LAWRENCEVILLE, Ga. — Despite household incomes remaining relatively flat and transaction prices reaching new highs, the industry is on pace to realize its sixth straight year of year-over-year sales increases —the first time in more than 50 years. The main driver: stretching loan terms.

In a white paper released this week, Black Book identified several reasons consumers are agreeing to longer terms. It also explained why more and more finance sources are playing in that 72- to 84-month loan term range, which, according to Experian Automotive, represented roughly 26% of new-vehicle registrations in the fourth quarter 2014 — a 20% increase from the year prior.

“Longer loan terms are necessary today to keep monthly payments beneath $400 — a sweet spot for many consumer auto budgets,” the report read, in part. “In order to accomplish this, lenders must extend out the terms because household income growth had not kept pace with transaction price increases over the last several years.”

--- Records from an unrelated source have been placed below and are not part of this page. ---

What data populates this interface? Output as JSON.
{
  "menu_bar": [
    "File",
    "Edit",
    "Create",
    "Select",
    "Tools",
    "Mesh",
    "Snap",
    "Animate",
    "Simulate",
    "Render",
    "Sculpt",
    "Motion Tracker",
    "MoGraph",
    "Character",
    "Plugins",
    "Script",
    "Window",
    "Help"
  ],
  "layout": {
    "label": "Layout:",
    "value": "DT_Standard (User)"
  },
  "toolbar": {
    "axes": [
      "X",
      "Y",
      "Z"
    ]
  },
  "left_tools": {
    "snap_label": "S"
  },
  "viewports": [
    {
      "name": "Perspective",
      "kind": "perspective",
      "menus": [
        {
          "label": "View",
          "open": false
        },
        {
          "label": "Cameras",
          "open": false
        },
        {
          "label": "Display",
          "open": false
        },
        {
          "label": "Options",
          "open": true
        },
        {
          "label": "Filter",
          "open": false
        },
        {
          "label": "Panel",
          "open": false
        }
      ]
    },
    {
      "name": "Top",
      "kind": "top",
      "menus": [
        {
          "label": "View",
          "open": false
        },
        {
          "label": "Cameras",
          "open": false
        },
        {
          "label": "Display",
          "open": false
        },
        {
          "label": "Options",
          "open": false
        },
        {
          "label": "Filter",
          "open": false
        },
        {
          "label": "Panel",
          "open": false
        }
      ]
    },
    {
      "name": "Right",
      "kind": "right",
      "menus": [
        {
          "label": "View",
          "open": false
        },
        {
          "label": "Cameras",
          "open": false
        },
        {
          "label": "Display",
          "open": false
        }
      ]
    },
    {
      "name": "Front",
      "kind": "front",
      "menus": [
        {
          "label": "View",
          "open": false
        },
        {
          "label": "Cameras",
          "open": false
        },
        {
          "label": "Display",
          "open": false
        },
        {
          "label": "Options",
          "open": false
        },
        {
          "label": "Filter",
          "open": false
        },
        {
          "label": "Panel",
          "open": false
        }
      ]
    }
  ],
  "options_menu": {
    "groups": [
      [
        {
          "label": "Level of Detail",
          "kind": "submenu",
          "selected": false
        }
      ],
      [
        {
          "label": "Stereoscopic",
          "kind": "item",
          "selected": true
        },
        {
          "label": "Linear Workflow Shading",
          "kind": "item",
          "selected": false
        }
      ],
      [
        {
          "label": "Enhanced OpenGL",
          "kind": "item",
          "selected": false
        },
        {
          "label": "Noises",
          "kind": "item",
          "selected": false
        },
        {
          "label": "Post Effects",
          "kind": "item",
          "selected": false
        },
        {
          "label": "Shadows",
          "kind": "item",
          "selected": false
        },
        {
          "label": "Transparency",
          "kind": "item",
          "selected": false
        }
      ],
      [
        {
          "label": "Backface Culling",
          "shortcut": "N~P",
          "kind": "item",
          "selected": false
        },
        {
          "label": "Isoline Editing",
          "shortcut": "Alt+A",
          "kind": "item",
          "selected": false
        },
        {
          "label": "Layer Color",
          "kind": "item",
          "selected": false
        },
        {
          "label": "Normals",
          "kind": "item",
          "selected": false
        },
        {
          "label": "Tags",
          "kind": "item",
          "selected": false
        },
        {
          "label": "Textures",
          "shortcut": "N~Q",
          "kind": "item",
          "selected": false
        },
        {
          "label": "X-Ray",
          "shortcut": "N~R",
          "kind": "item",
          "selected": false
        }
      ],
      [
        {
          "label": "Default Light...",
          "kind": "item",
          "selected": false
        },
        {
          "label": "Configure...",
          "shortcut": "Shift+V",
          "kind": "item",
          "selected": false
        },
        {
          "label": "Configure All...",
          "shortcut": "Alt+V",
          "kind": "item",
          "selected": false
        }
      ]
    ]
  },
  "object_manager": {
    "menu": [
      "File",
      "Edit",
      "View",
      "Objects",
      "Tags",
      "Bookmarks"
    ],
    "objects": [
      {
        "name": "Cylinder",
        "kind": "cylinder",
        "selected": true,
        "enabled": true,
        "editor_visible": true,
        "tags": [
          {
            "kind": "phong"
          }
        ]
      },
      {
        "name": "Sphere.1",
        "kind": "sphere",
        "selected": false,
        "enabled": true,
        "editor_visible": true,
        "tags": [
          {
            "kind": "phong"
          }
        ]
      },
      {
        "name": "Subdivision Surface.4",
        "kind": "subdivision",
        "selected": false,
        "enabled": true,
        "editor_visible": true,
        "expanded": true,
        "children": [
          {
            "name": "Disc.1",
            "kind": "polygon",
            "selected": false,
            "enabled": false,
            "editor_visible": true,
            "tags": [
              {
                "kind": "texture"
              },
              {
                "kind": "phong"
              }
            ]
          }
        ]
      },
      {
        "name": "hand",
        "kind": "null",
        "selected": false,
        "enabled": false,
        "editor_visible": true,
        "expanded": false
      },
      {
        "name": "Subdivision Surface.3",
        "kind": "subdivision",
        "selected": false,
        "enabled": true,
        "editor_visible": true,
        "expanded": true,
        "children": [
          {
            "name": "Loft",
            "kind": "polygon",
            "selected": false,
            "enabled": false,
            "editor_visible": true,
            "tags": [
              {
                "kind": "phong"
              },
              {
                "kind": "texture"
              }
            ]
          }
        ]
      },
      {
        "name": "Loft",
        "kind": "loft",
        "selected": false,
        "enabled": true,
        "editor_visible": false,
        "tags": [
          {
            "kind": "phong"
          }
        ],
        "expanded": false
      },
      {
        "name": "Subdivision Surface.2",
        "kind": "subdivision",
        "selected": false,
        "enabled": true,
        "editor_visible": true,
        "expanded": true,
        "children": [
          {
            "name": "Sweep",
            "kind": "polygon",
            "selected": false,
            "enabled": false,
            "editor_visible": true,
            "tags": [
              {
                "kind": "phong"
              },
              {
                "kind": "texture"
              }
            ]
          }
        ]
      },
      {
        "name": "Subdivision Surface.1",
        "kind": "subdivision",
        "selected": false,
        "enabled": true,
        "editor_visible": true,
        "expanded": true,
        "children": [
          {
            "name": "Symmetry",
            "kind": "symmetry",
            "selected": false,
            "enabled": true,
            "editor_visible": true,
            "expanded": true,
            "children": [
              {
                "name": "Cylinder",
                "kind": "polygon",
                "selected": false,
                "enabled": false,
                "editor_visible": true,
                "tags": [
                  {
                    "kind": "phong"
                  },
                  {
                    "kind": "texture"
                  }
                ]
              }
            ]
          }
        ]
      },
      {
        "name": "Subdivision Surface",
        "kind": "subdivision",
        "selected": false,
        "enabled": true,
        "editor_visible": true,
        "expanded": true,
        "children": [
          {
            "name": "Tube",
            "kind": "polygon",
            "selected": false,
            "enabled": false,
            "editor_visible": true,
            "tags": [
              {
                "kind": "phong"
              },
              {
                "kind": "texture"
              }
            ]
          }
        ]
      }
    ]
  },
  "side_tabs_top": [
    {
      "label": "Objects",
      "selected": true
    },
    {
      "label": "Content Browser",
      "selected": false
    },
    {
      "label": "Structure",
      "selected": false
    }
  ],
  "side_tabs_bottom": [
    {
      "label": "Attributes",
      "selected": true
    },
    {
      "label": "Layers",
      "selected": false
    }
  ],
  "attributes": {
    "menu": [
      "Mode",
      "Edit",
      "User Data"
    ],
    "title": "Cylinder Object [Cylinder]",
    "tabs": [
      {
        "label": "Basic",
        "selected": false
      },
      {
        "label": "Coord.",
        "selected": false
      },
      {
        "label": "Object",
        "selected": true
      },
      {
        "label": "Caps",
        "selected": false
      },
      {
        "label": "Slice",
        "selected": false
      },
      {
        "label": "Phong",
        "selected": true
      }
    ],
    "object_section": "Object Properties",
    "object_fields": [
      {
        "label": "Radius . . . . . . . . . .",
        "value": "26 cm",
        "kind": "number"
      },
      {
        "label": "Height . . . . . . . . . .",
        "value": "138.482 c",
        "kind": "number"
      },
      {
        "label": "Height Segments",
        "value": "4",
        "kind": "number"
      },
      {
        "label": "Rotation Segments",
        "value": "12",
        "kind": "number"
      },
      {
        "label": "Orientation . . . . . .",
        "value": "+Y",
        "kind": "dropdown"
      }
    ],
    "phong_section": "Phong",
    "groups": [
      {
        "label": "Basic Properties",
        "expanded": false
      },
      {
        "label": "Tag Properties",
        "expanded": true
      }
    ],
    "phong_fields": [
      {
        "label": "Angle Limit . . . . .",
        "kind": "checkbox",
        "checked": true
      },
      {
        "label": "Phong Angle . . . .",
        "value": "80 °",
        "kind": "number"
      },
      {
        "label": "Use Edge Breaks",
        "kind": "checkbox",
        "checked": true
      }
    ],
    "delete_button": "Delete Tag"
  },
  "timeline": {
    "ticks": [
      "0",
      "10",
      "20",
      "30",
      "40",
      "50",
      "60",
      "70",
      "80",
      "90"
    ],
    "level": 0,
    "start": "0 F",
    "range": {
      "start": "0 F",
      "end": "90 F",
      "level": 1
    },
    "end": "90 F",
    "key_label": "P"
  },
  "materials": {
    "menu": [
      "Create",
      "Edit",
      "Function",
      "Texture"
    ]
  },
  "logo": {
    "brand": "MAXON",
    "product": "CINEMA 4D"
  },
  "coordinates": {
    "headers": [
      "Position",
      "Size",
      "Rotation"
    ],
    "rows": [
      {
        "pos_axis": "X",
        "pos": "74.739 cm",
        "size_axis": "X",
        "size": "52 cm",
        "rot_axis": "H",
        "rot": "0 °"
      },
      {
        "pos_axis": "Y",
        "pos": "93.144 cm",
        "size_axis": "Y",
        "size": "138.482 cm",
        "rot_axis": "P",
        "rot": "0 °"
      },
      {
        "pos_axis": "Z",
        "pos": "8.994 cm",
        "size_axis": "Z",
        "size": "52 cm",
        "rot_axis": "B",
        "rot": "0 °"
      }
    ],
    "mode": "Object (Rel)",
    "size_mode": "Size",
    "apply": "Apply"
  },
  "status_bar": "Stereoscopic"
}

The report cited U.S. Census Bureau data from 2007 to 2012, which showed that household incomes rose only 1.6% from an average of $48,729 to $49,486. During the same period, however, the average price of a two- to six-year-old vehicle rose 24.9% from an average of $11,160 to $13,949, according to Black Book vehicle valuation data.

And according to J.D. Power and Associates, the average transaction price in March stood at $30,530, the highest recorded price for that month.

What’s also driving consumers to accept longer terms is their appetite for safety and luxury features generally offered on more expensive trim level. The cost of ownership, which has increased, is another reason terms are stretching, the white paper noted.

“This is forcing the consumer to extend terms in order to maintain family budgets,” the white paper stated. “Consumers generally prefer payments under $400 a month, and lenders prefer to see obligations less than 20% of the monthly household budget.”

And there are several reasons lenders are becoming less adverse to the risk posed by longer loan terms. For instance, U.S. employers have added 200,000 more jobs in each of the past 12 months as of March, a feat that hasn’t been achieved since 1997.

The U.S. economy is also expected to grow 3% this year, which hasn’t occurred in more than 10 years.

“Lender portfolios benefit from consumers’ willingness to pay more for vehicles, and the continuously improving economy has kept credit scores and delinquency rates healthy,” the report noted, adding that several new lenders have entered the space for loans of 72 months or longer.

There’s Ally, which recently announced an 84-month loan package to well-qualified customers this past February. Chrysler also announced an expansion of its appetite for longer term loans. The company’s percentage of loans with terms of 73 to 75 months increased from 19.9% to 20.1% during the first quarter of this year, a 9.8% increase from a year ago.

“Profitability on loans underwritten to traditional standard terms lack the desired loan margin at current loan rates. Increasing risk is the common method to profitable growth in a market exploding with competitors,” the report reasoned, noting that even Ally CEO Jeffrey Brown has said the finance source “underachieved” the past two or three years by not taking on enough credit risk.

“Many lenders seek the opportunity to enhance their portfolio margins through the portfolio management via increasing loan terms vs. relaxing credit criteria.”